TONIGHT WE WILL DINE IN HELL
Son cœur battait à tout rompre dans sa poitrine, menaçant de s'en échapper à force de coups qui battaient un rythme infernale. Le souffle court, elle se contorsionnait entre les liens qui la maintenaient sans pour autant réussir à s'en extirper, s’emmêlant juste un peu plus alors que les fils qui la retenaient se resserraient autour de ses membres à chacun de ses mouvements. Douloureux pièges qui lui enserraient les poignets et les chevilles dont les liens à force de ses gestes cisaillaient ses chairs qui déjà se teintaient de marque violacées par dessus sa peau naguère diaphane. Ses lèvres charnues se tiraient en un rictus de douleur alors qu'un souffle chargé d'un gémissement de douleur s'élevait dans les airs alors qu'elle se laissait retomber dans ce matelas inconfortable de toiles immaculées. Ses longs cheveux comme son épais manteau de fourrure s'étaient collaient dans cet amas de soieries sorties de nulle part, la forçant ainsi à fixer le sol qui était jonché d'autant de cette pourriture qui montait sur les arbres que d'ossements et de restes de viscères que l'on avait, semblait-il, abandonné là, celles-ci n'était certainement pas aux goûts du prédateur qui se trouvaient dans les environs.
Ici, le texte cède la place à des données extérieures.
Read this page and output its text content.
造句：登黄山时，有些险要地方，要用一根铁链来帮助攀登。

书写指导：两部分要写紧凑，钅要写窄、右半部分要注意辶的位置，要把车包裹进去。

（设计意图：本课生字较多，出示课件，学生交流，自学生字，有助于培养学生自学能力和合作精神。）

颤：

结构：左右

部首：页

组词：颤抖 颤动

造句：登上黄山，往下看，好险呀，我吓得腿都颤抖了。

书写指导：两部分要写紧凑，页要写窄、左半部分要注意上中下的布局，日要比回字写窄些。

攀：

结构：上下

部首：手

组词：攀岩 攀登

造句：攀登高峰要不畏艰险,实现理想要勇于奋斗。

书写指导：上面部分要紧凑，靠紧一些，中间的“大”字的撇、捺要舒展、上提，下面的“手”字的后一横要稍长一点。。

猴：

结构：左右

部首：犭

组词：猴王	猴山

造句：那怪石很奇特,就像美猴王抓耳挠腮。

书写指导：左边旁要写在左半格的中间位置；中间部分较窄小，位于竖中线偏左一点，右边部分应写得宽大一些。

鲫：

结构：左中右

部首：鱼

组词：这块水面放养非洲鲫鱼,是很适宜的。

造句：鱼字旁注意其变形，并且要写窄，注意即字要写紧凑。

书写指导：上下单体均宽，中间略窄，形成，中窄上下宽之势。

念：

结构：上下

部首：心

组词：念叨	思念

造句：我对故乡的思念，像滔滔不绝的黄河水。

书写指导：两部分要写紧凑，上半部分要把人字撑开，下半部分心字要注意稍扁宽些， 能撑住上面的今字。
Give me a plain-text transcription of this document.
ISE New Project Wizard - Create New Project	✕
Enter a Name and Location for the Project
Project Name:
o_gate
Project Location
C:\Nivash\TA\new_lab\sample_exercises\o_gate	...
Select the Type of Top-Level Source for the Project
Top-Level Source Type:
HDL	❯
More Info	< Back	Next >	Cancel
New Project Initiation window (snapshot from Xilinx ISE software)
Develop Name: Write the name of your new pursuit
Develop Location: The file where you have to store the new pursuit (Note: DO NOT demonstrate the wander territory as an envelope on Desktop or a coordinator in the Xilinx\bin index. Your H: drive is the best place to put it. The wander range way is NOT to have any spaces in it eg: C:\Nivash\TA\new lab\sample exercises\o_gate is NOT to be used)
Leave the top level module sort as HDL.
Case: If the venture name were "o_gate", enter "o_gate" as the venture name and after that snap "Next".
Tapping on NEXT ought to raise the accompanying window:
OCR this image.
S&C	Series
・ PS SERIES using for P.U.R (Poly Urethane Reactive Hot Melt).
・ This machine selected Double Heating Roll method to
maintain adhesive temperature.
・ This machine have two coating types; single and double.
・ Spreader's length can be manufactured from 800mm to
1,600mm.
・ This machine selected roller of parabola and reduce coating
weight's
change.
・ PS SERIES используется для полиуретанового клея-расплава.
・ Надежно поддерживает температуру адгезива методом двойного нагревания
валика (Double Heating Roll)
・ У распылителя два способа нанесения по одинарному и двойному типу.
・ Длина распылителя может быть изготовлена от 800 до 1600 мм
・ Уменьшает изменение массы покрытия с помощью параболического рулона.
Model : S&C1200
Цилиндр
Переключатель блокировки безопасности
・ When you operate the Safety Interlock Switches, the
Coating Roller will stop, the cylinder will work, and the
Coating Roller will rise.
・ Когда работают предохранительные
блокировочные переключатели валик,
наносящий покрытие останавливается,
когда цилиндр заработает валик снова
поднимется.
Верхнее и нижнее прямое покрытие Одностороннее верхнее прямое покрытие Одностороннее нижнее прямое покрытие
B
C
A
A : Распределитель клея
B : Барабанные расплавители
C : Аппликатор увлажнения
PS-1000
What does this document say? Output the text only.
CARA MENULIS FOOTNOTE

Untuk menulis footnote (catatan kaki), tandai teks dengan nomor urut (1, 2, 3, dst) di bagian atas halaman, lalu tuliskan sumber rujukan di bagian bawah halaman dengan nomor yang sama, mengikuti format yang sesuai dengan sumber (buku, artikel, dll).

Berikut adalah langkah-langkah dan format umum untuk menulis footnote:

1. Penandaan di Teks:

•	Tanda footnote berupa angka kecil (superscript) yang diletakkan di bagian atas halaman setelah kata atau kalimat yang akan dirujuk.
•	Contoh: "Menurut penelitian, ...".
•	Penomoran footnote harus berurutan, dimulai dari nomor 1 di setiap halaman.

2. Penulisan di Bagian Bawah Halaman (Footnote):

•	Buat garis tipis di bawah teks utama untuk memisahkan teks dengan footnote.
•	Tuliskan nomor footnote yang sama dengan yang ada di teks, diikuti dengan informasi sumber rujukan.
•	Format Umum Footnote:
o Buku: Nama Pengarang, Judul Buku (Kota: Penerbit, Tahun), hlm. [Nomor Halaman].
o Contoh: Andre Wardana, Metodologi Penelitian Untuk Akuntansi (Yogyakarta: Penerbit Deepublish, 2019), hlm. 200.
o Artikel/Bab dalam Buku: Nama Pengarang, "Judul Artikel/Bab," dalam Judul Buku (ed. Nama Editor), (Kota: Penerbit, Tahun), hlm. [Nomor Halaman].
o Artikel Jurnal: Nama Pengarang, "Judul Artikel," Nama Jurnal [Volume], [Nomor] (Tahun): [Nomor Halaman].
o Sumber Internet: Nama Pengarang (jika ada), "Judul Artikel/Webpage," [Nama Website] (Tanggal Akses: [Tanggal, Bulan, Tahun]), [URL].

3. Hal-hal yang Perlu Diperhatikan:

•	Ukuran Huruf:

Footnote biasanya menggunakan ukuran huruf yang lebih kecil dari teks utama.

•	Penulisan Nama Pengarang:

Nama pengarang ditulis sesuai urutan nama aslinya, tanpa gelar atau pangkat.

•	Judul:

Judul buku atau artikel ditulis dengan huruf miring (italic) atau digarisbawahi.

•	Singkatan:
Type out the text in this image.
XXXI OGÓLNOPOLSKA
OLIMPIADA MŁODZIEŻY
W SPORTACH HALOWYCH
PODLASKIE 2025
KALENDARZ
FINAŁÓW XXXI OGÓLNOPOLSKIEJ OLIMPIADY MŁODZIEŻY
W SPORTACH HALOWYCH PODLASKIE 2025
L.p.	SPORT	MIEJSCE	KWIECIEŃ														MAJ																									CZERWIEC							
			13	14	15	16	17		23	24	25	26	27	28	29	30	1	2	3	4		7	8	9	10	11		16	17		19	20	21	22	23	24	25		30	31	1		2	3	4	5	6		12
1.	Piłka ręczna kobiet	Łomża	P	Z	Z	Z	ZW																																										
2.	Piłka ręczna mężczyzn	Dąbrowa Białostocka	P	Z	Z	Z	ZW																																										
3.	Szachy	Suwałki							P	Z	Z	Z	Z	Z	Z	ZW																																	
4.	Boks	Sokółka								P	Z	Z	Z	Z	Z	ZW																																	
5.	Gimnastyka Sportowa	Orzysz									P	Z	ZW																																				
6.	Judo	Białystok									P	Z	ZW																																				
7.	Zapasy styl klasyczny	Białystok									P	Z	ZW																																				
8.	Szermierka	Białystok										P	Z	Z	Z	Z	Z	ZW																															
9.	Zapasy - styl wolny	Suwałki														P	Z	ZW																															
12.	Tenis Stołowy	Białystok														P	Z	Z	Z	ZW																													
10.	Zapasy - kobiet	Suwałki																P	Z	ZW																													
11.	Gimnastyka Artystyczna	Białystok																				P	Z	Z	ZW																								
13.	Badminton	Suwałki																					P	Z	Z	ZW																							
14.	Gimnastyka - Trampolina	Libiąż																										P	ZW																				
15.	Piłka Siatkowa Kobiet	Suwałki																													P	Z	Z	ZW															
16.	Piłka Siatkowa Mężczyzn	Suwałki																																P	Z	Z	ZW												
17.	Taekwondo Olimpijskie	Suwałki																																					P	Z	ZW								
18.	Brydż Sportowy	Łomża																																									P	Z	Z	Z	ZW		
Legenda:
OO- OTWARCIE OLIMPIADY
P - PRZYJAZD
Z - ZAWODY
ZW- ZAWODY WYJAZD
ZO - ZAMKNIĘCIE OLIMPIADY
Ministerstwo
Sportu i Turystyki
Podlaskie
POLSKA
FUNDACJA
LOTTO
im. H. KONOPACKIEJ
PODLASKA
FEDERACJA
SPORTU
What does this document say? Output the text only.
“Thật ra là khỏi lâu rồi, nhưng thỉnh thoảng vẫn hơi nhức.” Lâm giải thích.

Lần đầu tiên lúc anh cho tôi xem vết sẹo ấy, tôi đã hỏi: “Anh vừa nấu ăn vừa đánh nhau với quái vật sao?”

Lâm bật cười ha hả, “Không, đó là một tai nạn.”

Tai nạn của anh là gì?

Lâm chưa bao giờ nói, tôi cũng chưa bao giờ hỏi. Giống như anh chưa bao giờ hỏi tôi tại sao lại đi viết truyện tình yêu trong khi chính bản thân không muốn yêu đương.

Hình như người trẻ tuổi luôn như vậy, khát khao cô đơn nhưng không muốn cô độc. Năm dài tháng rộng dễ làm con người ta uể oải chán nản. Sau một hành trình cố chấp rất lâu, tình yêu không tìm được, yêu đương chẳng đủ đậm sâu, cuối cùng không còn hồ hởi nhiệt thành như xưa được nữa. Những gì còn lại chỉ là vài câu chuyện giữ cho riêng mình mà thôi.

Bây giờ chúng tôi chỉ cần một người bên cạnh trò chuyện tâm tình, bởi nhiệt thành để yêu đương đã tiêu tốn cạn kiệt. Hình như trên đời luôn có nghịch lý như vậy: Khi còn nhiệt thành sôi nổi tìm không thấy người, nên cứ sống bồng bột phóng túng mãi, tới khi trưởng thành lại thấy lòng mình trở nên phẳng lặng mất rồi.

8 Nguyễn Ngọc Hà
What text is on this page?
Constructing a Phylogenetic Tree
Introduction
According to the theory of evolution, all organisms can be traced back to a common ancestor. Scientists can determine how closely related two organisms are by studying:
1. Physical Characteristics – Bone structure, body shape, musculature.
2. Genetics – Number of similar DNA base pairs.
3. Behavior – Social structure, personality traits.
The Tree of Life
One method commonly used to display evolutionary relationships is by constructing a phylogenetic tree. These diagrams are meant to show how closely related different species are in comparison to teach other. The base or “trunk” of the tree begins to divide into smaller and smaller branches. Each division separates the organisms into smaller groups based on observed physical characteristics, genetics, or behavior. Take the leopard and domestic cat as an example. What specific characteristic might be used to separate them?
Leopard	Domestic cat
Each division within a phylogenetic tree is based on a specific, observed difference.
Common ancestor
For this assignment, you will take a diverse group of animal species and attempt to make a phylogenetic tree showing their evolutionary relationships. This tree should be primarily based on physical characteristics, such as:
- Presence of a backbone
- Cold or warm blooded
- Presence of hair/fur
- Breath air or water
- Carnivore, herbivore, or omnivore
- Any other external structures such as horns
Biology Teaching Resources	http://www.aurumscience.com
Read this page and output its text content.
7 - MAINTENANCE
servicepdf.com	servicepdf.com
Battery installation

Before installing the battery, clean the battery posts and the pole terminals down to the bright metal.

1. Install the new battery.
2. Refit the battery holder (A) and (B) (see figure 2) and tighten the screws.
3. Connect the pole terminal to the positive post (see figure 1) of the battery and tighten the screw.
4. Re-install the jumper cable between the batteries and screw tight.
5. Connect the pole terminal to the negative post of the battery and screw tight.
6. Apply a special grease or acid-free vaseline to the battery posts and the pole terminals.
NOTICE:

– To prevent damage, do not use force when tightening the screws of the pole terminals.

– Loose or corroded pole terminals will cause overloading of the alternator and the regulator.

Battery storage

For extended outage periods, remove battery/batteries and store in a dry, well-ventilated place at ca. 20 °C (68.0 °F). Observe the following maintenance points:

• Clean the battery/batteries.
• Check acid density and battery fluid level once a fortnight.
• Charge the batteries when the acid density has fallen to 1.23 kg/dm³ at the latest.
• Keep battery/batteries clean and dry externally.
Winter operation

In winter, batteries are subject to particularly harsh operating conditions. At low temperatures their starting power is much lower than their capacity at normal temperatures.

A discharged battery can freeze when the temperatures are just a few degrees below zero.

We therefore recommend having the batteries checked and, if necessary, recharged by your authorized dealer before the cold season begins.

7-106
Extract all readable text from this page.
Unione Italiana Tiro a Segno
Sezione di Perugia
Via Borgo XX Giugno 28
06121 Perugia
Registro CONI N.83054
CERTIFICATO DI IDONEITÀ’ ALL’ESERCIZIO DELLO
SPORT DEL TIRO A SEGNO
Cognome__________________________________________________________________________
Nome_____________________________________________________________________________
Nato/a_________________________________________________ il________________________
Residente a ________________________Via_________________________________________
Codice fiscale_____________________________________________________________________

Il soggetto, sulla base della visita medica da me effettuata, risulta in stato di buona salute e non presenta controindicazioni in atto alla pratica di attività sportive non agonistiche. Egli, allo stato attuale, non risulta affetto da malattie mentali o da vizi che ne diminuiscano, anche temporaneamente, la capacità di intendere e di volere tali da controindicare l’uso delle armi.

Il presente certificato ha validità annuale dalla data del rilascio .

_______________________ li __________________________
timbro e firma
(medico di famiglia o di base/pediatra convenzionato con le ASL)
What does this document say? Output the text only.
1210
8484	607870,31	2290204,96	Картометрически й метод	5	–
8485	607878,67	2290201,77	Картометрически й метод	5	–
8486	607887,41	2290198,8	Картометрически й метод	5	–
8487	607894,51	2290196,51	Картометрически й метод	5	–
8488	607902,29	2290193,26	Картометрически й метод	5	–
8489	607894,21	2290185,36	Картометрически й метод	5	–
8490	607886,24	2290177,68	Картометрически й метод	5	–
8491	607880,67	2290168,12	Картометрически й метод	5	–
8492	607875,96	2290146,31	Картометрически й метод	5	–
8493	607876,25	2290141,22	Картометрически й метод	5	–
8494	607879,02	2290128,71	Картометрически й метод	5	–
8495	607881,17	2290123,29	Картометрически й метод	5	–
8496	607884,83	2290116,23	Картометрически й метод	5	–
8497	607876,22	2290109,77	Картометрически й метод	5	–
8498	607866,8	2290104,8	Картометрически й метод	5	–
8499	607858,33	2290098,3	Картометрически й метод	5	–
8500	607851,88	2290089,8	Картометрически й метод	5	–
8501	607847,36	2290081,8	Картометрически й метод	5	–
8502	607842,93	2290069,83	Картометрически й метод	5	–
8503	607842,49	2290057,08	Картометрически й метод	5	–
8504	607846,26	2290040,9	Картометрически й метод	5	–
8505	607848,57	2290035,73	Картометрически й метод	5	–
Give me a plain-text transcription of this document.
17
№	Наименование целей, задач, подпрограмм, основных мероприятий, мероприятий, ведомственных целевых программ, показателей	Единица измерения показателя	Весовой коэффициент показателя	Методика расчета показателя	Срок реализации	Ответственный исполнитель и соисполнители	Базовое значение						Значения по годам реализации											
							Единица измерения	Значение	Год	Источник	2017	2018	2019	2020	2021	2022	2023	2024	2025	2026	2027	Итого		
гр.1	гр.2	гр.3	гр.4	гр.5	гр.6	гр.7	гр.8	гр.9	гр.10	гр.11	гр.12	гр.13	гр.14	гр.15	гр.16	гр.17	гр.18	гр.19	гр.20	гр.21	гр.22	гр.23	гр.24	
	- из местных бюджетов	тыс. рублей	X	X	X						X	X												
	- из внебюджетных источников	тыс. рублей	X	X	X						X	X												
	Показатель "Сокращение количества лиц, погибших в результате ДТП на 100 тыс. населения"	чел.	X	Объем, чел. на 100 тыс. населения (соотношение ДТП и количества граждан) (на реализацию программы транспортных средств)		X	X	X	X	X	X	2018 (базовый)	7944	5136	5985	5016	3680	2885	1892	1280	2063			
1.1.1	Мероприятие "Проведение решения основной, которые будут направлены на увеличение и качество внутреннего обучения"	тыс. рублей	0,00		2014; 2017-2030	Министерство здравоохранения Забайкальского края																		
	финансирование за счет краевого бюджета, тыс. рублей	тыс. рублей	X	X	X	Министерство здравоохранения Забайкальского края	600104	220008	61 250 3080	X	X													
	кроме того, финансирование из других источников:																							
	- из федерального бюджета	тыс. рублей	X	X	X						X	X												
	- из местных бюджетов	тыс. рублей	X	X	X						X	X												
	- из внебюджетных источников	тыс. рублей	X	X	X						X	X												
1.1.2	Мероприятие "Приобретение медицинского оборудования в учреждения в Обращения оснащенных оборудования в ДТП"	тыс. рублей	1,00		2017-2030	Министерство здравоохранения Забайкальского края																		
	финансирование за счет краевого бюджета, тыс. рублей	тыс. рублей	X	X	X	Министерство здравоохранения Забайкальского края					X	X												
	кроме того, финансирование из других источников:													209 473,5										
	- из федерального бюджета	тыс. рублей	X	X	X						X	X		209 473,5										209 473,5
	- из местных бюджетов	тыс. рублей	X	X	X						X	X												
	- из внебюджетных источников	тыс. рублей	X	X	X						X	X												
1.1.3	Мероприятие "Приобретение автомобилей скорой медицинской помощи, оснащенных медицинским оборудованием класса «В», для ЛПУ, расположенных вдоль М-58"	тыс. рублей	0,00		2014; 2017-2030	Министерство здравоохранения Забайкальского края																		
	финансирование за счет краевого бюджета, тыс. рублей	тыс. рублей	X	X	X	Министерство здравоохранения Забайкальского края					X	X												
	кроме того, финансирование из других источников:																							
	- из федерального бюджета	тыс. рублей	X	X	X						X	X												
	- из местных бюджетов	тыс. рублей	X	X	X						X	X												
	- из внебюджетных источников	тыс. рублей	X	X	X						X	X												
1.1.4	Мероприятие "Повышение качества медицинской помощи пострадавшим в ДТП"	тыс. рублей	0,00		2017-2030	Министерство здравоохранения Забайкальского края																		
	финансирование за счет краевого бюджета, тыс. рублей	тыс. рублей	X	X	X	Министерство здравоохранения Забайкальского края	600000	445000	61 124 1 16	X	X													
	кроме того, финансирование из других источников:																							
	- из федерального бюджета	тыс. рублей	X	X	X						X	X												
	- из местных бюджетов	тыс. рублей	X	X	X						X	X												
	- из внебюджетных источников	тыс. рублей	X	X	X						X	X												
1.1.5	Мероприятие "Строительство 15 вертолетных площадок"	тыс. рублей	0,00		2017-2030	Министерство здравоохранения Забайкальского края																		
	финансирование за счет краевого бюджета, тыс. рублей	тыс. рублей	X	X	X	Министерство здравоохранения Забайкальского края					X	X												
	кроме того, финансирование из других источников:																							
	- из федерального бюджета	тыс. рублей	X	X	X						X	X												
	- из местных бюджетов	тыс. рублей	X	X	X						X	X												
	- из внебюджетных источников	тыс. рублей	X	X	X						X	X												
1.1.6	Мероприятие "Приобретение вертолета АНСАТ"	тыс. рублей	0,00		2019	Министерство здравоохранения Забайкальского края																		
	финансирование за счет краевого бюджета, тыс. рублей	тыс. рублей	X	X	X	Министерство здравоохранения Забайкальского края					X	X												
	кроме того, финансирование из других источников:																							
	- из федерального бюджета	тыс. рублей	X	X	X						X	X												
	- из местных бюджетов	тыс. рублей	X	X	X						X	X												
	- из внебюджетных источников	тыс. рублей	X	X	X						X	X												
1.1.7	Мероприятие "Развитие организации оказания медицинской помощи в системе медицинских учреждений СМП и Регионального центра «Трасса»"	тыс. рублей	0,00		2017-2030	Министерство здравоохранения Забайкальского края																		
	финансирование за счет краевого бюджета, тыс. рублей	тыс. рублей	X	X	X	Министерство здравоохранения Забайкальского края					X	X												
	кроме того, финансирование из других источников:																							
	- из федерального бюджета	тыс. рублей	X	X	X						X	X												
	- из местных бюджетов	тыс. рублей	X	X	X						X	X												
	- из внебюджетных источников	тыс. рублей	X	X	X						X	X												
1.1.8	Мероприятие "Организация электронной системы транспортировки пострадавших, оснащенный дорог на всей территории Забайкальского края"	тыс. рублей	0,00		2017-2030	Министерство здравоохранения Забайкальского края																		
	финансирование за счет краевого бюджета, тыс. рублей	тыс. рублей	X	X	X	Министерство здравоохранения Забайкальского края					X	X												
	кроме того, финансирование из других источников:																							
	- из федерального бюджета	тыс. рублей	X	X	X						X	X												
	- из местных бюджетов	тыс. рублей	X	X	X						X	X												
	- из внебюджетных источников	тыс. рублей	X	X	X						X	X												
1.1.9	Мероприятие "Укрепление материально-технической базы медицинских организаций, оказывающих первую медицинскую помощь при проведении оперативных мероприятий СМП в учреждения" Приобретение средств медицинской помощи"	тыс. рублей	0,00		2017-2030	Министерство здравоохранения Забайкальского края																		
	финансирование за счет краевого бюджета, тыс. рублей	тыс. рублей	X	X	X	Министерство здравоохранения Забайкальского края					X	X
Cette simple idée suffisait amplement pour la faire paniquer, sa respiration devenant soudainement plus bruyante au fur et à mesure que sa poitrine se soulevait de façon saccadée, désordonné qui n'allait pas vraiment de pair avec ce calme qu'elle tachait toujours de maintenir.

Quelque chose n'allait vraiment pas dans cette forêt, et maintenant, dans cette position de faiblesse dans laquelle elle se trouvait, à la merci de la malédiction et des illusions qui emplissaient l'air de cette forêt. Elle ne pouvait plus qu'attendre une chose, seule et unique, qui consistait à espérer que l'impétueux jeune homme qu'elle avait accompagné dans cette partie de chasse désastreuse se décide à la sortir de là. Attente fructueuse qui se dessinait à l'horizon alors qu'il descendait de son cheval, plantait sa lance dans le sol provoquant un craquement sinistre des os qui se brisaient sous le métal forgé, et ce fut par la lame ouvragée d'une épée qu'il vint trancher la prison qui la retenaient ainsi prisonnière. Ainsi délivrée, elle était tombée sur le sol sans pouvoir ce retenir à quoi que ce soit, tout n'était qu'horreur autour d'elle, et seule cette main qu'il lui tendait sembla proche d'une lumière salvatrice à laquelle elle se raccrocha. Une simple poignée de main, un effort subtil, et elle se remettait sur ses pieds tout en gardant dans ses mains froides le frêle souvenir de sa chaleur qui lui redonnait un peu de courage.

Pourtant ce courage allait être de nouveau malmené alors qu'au dessus d'eux se faisait entendre le doucereux cliquetis qui n'allait pas sans rappeler un savant mélange des rouages des moulins de la vallée et les crépitements d'un feu mourant. Levant des yeux curieux vers la source de ce bruissement, il lui fallu quelques instants, pas plus de deux ou trois secondes, pour pouvoir déceler au milieux du fatras de branches assombries par la noirceur qui les rongeait, quatre paires d'yeux aux reflets rouges qui alors que ses yeux s'y plongeaient provoquaient en elle un frisson qui vint mourir de la base de sa nuque. Elle ne put étouffait le cri qui lui remontait le long de la gorge, et à peine assourdi par cette main qu'elle avait prestement plaquée contre son visage, s'empêchant même de respirer correctement alors qu'elle cédait aux affres de la terreur. Et la créature, vilaine araignée qui n'avait plus rien de ses semblables qui vivaient dans les recoins des châteaux et des chaumières, déployait ses longues pattes velues dans ce même cliquetis incessant. Elle descendait avec une vivacité incroyable pour une créature de cette taille, menaçant de la morsure de cette gueule béante de laquelle s'échappait des couinements stridents qui n'avaient rien de très avenant. Glissant le long d'un large fil de soie qu'elle tissait avec ses pattes arrières, mouvement hypnotisant, qui se rompit au moment même où la corde lâchait.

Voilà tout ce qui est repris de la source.